Stocks mixed as caution prevails
NEW YORK (AP) — Wall Street turned in a mixed performance yesterday as investors traded cautiously ahead of the Federal Reserve's decision on interest rates today.
The Fed, facing a faltering economy but also rising inflation, is expected to cut interest rates by another quarter point after its two-day meeting concludes today. Many investor believe policy makers will then signal that they are planning to hold rates steady for a while.
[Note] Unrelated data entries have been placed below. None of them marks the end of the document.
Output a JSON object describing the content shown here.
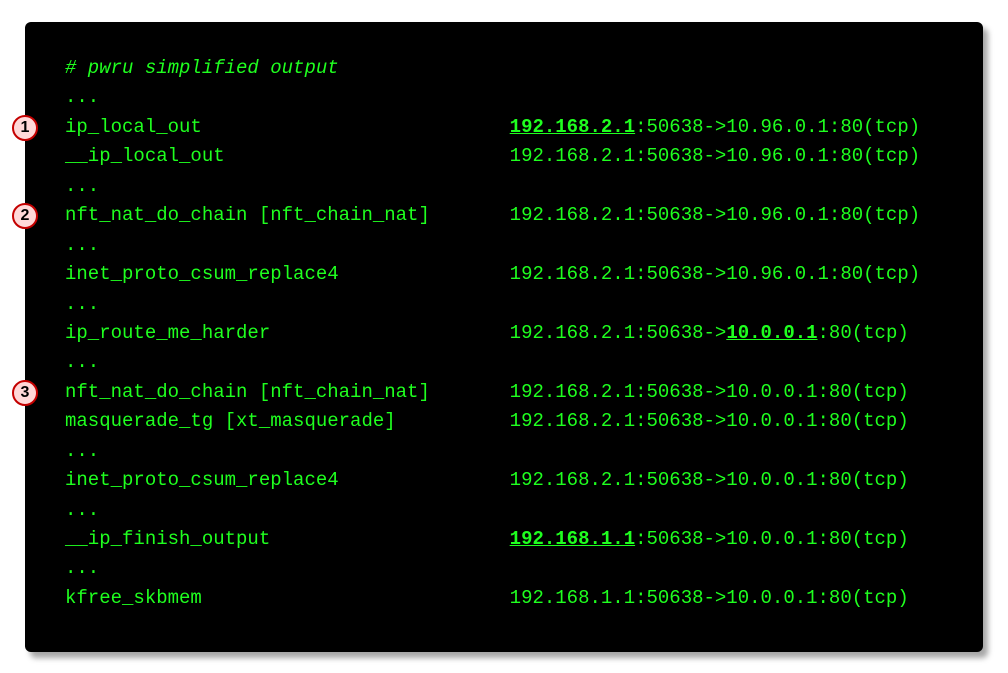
{
  "terminal": {
    "comment": "# pwru simplified output",
    "rows": [
      {
        "type": "ellipsis",
        "text": "..."
      },
      {
        "type": "trace",
        "fn": "ip_local_out",
        "tuple": {
          "pref": "",
          "emA": "192.168.2.1",
          "mid": ":50638->10.96.0.1:80(tcp)",
          "emB": "",
          "suf": ""
        }
      },
      {
        "type": "trace",
        "fn": "__ip_local_out",
        "tuple": {
          "pref": "192.168.2.1:50638->10.96.0.1:80(tcp)",
          "emA": "",
          "mid": "",
          "emB": "",
          "suf": ""
        }
      },
      {
        "type": "ellipsis",
        "text": "..."
      },
      {
        "type": "trace",
        "fn": "nft_nat_do_chain [nft_chain_nat]",
        "tuple": {
          "pref": "192.168.2.1:50638->10.96.0.1:80(tcp)",
          "emA": "",
          "mid": "",
          "emB": "",
          "suf": ""
        }
      },
      {
        "type": "ellipsis",
        "text": "..."
      },
      {
        "type": "trace",
        "fn": "inet_proto_csum_replace4",
        "tuple": {
          "pref": "192.168.2.1:50638->10.96.0.1:80(tcp)",
          "emA": "",
          "mid": "",
          "emB": "",
          "suf": ""
        }
      },
      {
        "type": "ellipsis",
        "text": "..."
      },
      {
        "type": "trace",
        "fn": "ip_route_me_harder",
        "tuple": {
          "pref": "192.168.2.1:50638->",
          "emA": "10.0.0.1",
          "mid": ":80(tcp)",
          "emB": "",
          "suf": ""
        }
      },
      {
        "type": "ellipsis",
        "text": "..."
      },
      {
        "type": "trace",
        "fn": "nft_nat_do_chain [nft_chain_nat]",
        "tuple": {
          "pref": "192.168.2.1:50638->10.0.0.1:80(tcp)",
          "emA": "",
          "mid": "",
          "emB": "",
          "suf": ""
        }
      },
      {
        "type": "trace",
        "fn": "masquerade_tg [xt_masquerade]",
        "tuple": {
          "pref": "192.168.2.1:50638->10.0.0.1:80(tcp)",
          "emA": "",
          "mid": "",
          "emB": "",
          "suf": ""
        }
      },
      {
        "type": "ellipsis",
        "text": "..."
      },
      {
        "type": "trace",
        "fn": "inet_proto_csum_replace4",
        "tuple": {
          "pref": "192.168.2.1:50638->10.0.0.1:80(tcp)",
          "emA": "",
          "mid": "",
          "emB": "",
          "suf": ""
        }
      },
      {
        "type": "ellipsis",
        "text": "..."
      },
      {
        "type": "trace",
        "fn": "__ip_finish_output",
        "tuple": {
          "pref": "",
          "emA": "192.168.1.1",
          "mid": ":50638->10.0.0.1:80(tcp)",
          "emB": "",
          "suf": ""
        }
      },
      {
        "type": "ellipsis",
        "text": "..."
      },
      {
        "type": "trace",
        "fn": "kfree_skbmem",
        "tuple": {
          "pref": "192.168.1.1:50638->10.0.0.1:80(tcp)",
          "emA": "",
          "mid": "",
          "emB": "",
          "suf": ""
        }
      }
    ]
  },
  "annotations": [
    {
      "label": "1",
      "row_index": 1
    },
    {
      "label": "2",
      "row_index": 4
    },
    {
      "label": "3",
      "row_index": 10
    }
  ]
}
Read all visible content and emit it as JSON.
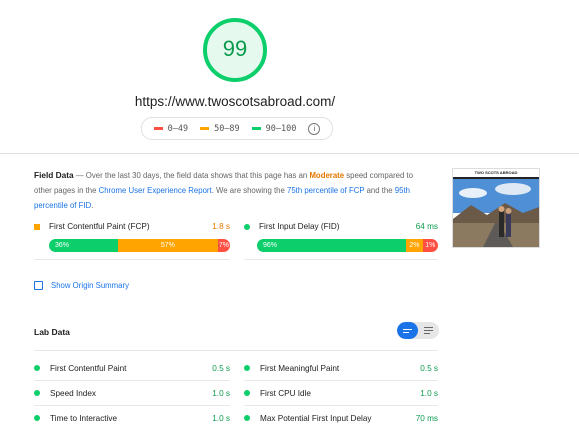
{
  "score": {
    "value": "99",
    "color": "#0cce6b"
  },
  "url": "https://www.twoscotsabroad.com/",
  "legend": [
    {
      "range": "0–49",
      "color": "#ff4e42"
    },
    {
      "range": "50–89",
      "color": "#ffa400"
    },
    {
      "range": "90–100",
      "color": "#0cce6b"
    }
  ],
  "field": {
    "title": "Field Data",
    "desc_1": " — Over the last 30 days, the field data shows that this page has an ",
    "moderate": "Moderate",
    "desc_2": " speed compared to other pages in the ",
    "link_crux": "Chrome User Experience Report",
    "desc_3": ". We are showing the ",
    "link_fcp": "75th percentile of FCP",
    "desc_4": " and the ",
    "link_fid": "95th percentile of FID",
    "desc_5": ".",
    "fcp": {
      "name": "First Contentful Paint (FCP)",
      "value": "1.8 s",
      "good": "36%",
      "avg": "57%",
      "poor": "7%",
      "good_frac": 0.36,
      "avg_frac": 0.57,
      "poor_frac": 0.07
    },
    "fid": {
      "name": "First Input Delay (FID)",
      "value": "64 ms",
      "good": "96%",
      "avg": "2%",
      "poor": "1%",
      "good_frac": 0.83,
      "avg_frac": 0.08,
      "poor_frac": 0.09
    },
    "thumb_title": "TWO SCOTS ABROAD"
  },
  "origin_summary": "Show Origin Summary",
  "lab": {
    "title": "Lab Data",
    "left": [
      {
        "name": "First Contentful Paint",
        "value": "0.5 s"
      },
      {
        "name": "Speed Index",
        "value": "1.0 s"
      },
      {
        "name": "Time to Interactive",
        "value": "1.0 s"
      }
    ],
    "right": [
      {
        "name": "First Meaningful Paint",
        "value": "0.5 s"
      },
      {
        "name": "First CPU Idle",
        "value": "1.0 s"
      },
      {
        "name": "Max Potential First Input Delay",
        "value": "70 ms"
      }
    ]
  },
  "colors": {
    "good": "#0cce6b",
    "average": "#ffa400",
    "poor": "#ff4e42",
    "link": "#1a73e8"
  },
  "icons": {
    "info": "info-icon",
    "toggle_list": "list-view-icon",
    "toggle_bars": "compact-view-icon"
  }
}
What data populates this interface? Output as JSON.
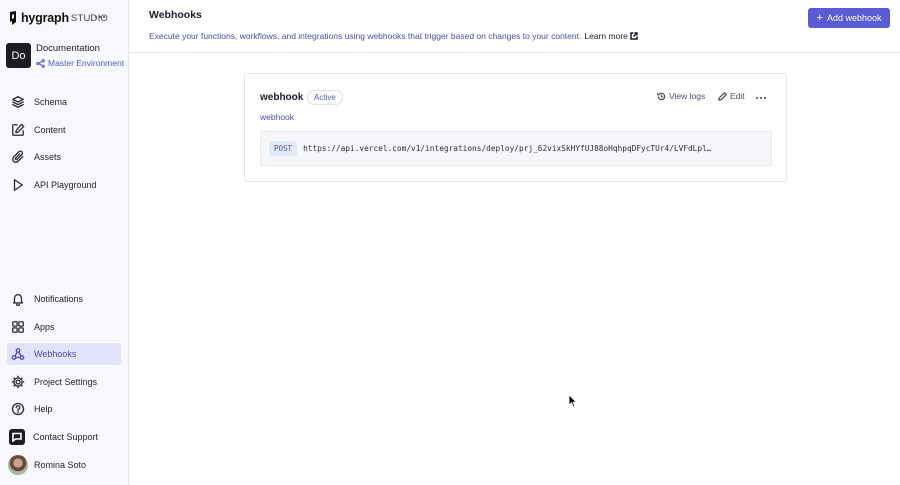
{
  "brand": {
    "name": "hygraph",
    "suffix": "STUDIO"
  },
  "project": {
    "initials": "Do",
    "name": "Documentation",
    "environment": "Master Environment"
  },
  "nav_top": [
    {
      "label": "Schema",
      "icon": "layers-icon"
    },
    {
      "label": "Content",
      "icon": "edit-icon"
    },
    {
      "label": "Assets",
      "icon": "paperclip-icon"
    },
    {
      "label": "API Playground",
      "icon": "play-icon"
    }
  ],
  "nav_bottom": [
    {
      "label": "Notifications",
      "icon": "bell-icon"
    },
    {
      "label": "Apps",
      "icon": "grid-icon"
    },
    {
      "label": "Webhooks",
      "icon": "webhook-icon",
      "active": true
    },
    {
      "label": "Project Settings",
      "icon": "gear-icon"
    },
    {
      "label": "Help",
      "icon": "help-icon"
    },
    {
      "label": "Contact Support",
      "icon": "chat-icon"
    },
    {
      "label": "Romina Soto",
      "icon": "user-avatar"
    }
  ],
  "header": {
    "title": "Webhooks",
    "description": "Execute your functions, workflows, and integrations using webhooks that trigger based on changes to your content.",
    "learn_more": "Learn more",
    "add_button": "Add webhook"
  },
  "webhook": {
    "name": "webhook",
    "status": "Active",
    "description": "webhook",
    "view_logs": "View logs",
    "edit": "Edit",
    "method": "POST",
    "url": "https://api.vercel.com/v1/integrations/deploy/prj_62vixSkHYfUJ88oHqhpqDFycTUr4/LVFdLpl…"
  },
  "colors": {
    "accent": "#5b5bd6",
    "active_bg": "#e2e3fb",
    "sidebar_bg": "#f7f8fb"
  }
}
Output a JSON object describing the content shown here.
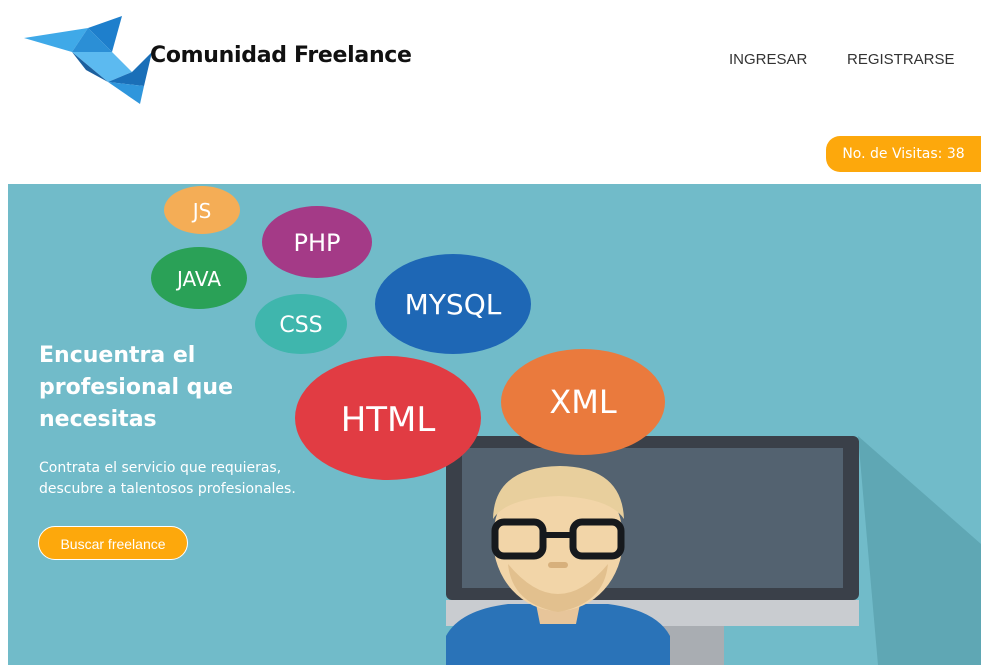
{
  "header": {
    "brand_name": "Comunidad Freelance",
    "nav": {
      "login": "INGRESAR",
      "register": "REGISTRARSE"
    }
  },
  "visits": {
    "label": "No. de Visitas: 38"
  },
  "hero": {
    "title": "Encuentra el profesional que necesitas",
    "description": "Contrata el servicio que requieras, descubre a talentosos profesionales.",
    "cta_label": "Buscar freelance",
    "bubbles": {
      "js": "JS",
      "php": "PHP",
      "java": "JAVA",
      "css": "CSS",
      "mysql": "MYSQL",
      "html": "HTML",
      "xml": "XML"
    }
  },
  "colors": {
    "accent": "#fda80c",
    "hero_background": "#71bbc9",
    "logo_blue": "#2b8fd6"
  },
  "icons": {
    "logo": "origami-bird-logo",
    "hero_illustration": "developer-at-monitor-illustration"
  }
}
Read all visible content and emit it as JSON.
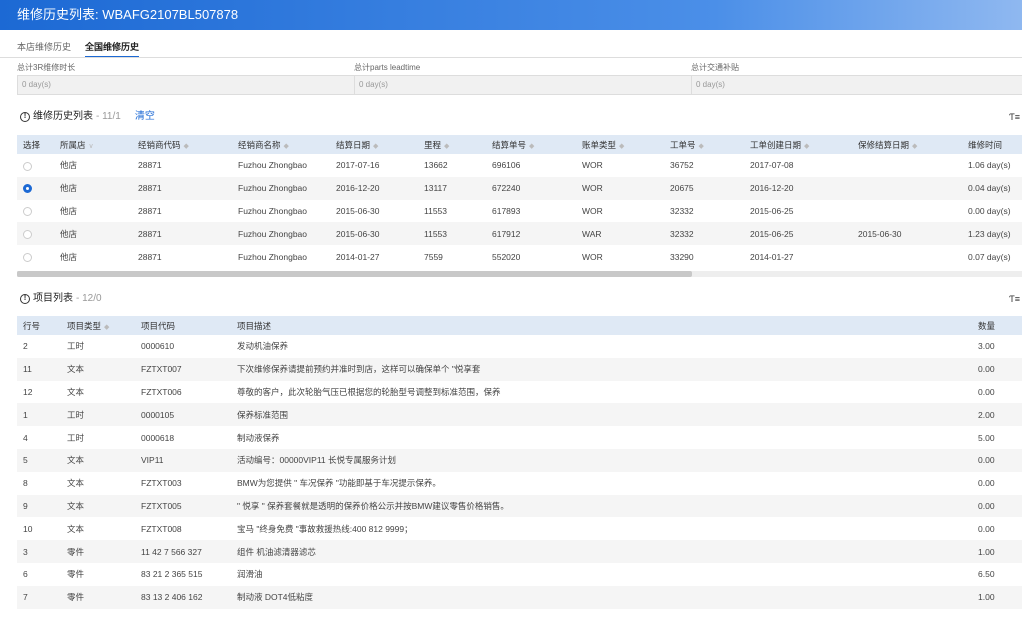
{
  "window": {
    "title": "维修历史列表: WBAFG2107BL507878"
  },
  "tabs": [
    {
      "label": "本店维修历史",
      "active": false
    },
    {
      "label": "全国维修历史",
      "active": true
    }
  ],
  "summary": [
    {
      "label": "总计3R维修时长",
      "value": "0 day(s)"
    },
    {
      "label": "总计parts leadtime",
      "value": "0 day(s)"
    },
    {
      "label": "总计交通补贴",
      "value": "0 day(s)"
    }
  ],
  "history": {
    "title": "维修历史列表",
    "count": "- 11/1",
    "clear_label": "清空",
    "columns": [
      "选择",
      "所属店",
      "经销商代码",
      "经销商名称",
      "结算日期",
      "里程",
      "结算单号",
      "账单类型",
      "工单号",
      "工单创建日期",
      "保修结算日期",
      "维修时间"
    ],
    "rows": [
      {
        "selected": false,
        "store": "他店",
        "dealer_code": "28871",
        "dealer_name": "Fuzhou Zhongbao",
        "settle_date": "2017-07-16",
        "mileage": "13662",
        "settle_no": "696106",
        "bill_type": "WOR",
        "order_no": "36752",
        "order_date": "2017-07-08",
        "warranty_date": "",
        "repair_time": "1.06 day(s)"
      },
      {
        "selected": true,
        "store": "他店",
        "dealer_code": "28871",
        "dealer_name": "Fuzhou Zhongbao",
        "settle_date": "2016-12-20",
        "mileage": "13117",
        "settle_no": "672240",
        "bill_type": "WOR",
        "order_no": "20675",
        "order_date": "2016-12-20",
        "warranty_date": "",
        "repair_time": "0.04 day(s)"
      },
      {
        "selected": false,
        "store": "他店",
        "dealer_code": "28871",
        "dealer_name": "Fuzhou Zhongbao",
        "settle_date": "2015-06-30",
        "mileage": "11553",
        "settle_no": "617893",
        "bill_type": "WOR",
        "order_no": "32332",
        "order_date": "2015-06-25",
        "warranty_date": "",
        "repair_time": "0.00 day(s)"
      },
      {
        "selected": false,
        "store": "他店",
        "dealer_code": "28871",
        "dealer_name": "Fuzhou Zhongbao",
        "settle_date": "2015-06-30",
        "mileage": "11553",
        "settle_no": "617912",
        "bill_type": "WAR",
        "order_no": "32332",
        "order_date": "2015-06-25",
        "warranty_date": "2015-06-30",
        "repair_time": "1.23 day(s)"
      },
      {
        "selected": false,
        "store": "他店",
        "dealer_code": "28871",
        "dealer_name": "Fuzhou Zhongbao",
        "settle_date": "2014-01-27",
        "mileage": "7559",
        "settle_no": "552020",
        "bill_type": "WOR",
        "order_no": "33290",
        "order_date": "2014-01-27",
        "warranty_date": "",
        "repair_time": "0.07 day(s)"
      }
    ]
  },
  "items": {
    "title": "项目列表",
    "count": "- 12/0",
    "columns": [
      "行号",
      "项目类型",
      "项目代码",
      "项目描述",
      "数量"
    ],
    "rows": [
      {
        "line": "2",
        "type": "工时",
        "code": "0000610",
        "desc": "发动机油保养",
        "qty": "3.00"
      },
      {
        "line": "11",
        "type": "文本",
        "code": "FZTXT007",
        "desc": "下次维修保养请提前预约并准时到店，这样可以确保单个 \"悦享套",
        "qty": "0.00"
      },
      {
        "line": "12",
        "type": "文本",
        "code": "FZTXT006",
        "desc": "尊敬的客户，此次轮胎气压已根据您的轮胎型号调整到标准范围，保养",
        "qty": "0.00"
      },
      {
        "line": "1",
        "type": "工时",
        "code": "0000105",
        "desc": "保养标准范围",
        "qty": "2.00"
      },
      {
        "line": "4",
        "type": "工时",
        "code": "0000618",
        "desc": "制动液保养",
        "qty": "5.00"
      },
      {
        "line": "5",
        "type": "文本",
        "code": "VIP11",
        "desc": "活动编号：00000VIP11 长悦专属服务计划",
        "qty": "0.00"
      },
      {
        "line": "8",
        "type": "文本",
        "code": "FZTXT003",
        "desc": "BMW为您提供 \" 车况保养 \"功能即基于车况提示保养。",
        "qty": "0.00"
      },
      {
        "line": "9",
        "type": "文本",
        "code": "FZTXT005",
        "desc": "\" 悦享 \" 保养套餐就是透明的保养价格公示并按BMW建议零售价格销售。",
        "qty": "0.00"
      },
      {
        "line": "10",
        "type": "文本",
        "code": "FZTXT008",
        "desc": "宝马 \"终身免费 \"事故救援热线:400 812 9999；",
        "qty": "0.00"
      },
      {
        "line": "3",
        "type": "零件",
        "code": "11 42 7 566 327",
        "desc": "组件 机油滤清器滤芯",
        "qty": "1.00"
      },
      {
        "line": "6",
        "type": "零件",
        "code": "83 21 2 365 515",
        "desc": "润滑油",
        "qty": "6.50"
      },
      {
        "line": "7",
        "type": "零件",
        "code": "83 13 2 406 162",
        "desc": "制动液 DOT4低粘度",
        "qty": "1.00"
      }
    ]
  },
  "icons": {
    "info": "info-circle-icon",
    "filter": "filter-icon",
    "sort": "sort-icon",
    "chevron": "chevron-down-icon"
  }
}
Consumers have been worried about inflation because it means energy and grocery bills are harder to pay. Wall Street is also concerned, because inflation tends to curtail consumer spending, which accounts for more than two-thirds of the US economy.
The Conference Board said yesterday its April index of consumer confidence fell for the fourth straight month because of heightened disappointment about soaring prices and the weakening job market.
"There's no panic out there (in the market) because of the consumer confidence numbers, but there is more concern about inflation then we had just a few weeks ago," said Jim Herrick, director of equity trading at Baird & Co. "Everyone is interested in what the Fed will do about it."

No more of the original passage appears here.